SECTION 2. BACKGROUND

Section 501(a) of the Code provides generally that an organization described in § 501(c) shall be exempt from federal income taxation. An insurance company (as defined in § 816(a)), other than a life insurance company, is described in § 501(c)(15), and is therefore exempt from income tax under § 501(a), if its gross receipts for the taxable year do not exceed $600,000 and more than 50 percent of those gross receipts consist of premiums. Section 501(c)(15)(A)(i). A non-life mutual insurance company not meeting the requirements of the previous sentence is nonetheless described in § 501(c)(15) if its gross receipts for the taxable year do not exceed $150,000 and more than 35 percent of those gross receipts consist of premiums. Section 501(c)(15)(A)(ii). Amounts received by all members of the insurance company’s controlled group (as defined in section 501(c)(15)(C)) are taken into account for purposes of these tests. Section 501(c)(15)(B).
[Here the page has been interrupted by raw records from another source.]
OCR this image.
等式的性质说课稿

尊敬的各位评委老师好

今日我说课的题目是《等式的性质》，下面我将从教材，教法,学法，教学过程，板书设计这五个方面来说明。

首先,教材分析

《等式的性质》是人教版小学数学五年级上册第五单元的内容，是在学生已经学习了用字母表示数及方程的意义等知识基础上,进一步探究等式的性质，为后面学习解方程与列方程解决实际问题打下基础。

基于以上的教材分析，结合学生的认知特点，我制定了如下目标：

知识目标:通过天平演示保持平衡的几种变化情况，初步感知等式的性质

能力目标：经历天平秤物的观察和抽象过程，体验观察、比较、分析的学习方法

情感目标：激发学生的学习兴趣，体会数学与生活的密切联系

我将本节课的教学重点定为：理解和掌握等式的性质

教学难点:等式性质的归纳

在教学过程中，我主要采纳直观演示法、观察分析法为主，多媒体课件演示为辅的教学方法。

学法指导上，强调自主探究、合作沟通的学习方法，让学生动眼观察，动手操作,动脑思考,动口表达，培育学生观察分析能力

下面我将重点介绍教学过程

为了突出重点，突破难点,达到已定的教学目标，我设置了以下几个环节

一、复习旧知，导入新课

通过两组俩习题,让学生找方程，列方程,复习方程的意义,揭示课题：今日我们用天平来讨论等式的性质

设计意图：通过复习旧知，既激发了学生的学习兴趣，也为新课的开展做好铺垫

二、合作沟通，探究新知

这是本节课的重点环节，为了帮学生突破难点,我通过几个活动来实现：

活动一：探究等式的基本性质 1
The gross receipts and percentage of income from premium requirements described above were added to the Code in 2004 by § 206 of the Pension Funding Equity Act, Pub. L. No. 108-218 (the “Act”). The legislative history of the Act states that “it is intended that the provision not permit the use of small companies . . . to shelter investment income”. H.R. Conf. Rep. 108-457, at 48 (2004).

SECTION 3. DETERMINATION OF GROSS RECEIPTS

This notice advises taxpayers that the Service will include amounts received from the following sources during the taxable year in “gross receipts” for purposes of § 501(c)(15)(A):

  1. Premiums (including deposits and assessments), without reduction for return premiums or premiums paid for reinsurance;

  2. Items described in § 834(b) (gross investment income of a non-life insurance company); and

  3. Other items that are properly included in the taxpayer’s gross income under subchapter B of chapter 1, subtitle A, of the Code.

Thus, gross receipts include both tax-free interest and the gain (but not the entire amount realized) from the sale or exchange of capital assets, because those items are described in § 834(b). Gross receipts do not, however, include amounts other than premium income or gross investment income unless those amounts are otherwise included in gross income. Accordingly, the term gross receipts does not include contributions to capital excluded from gross income under § 118, or salvage or reinsurance recovered accounted for as offsets to losses incurred under § 832(b)(5)(A)(i).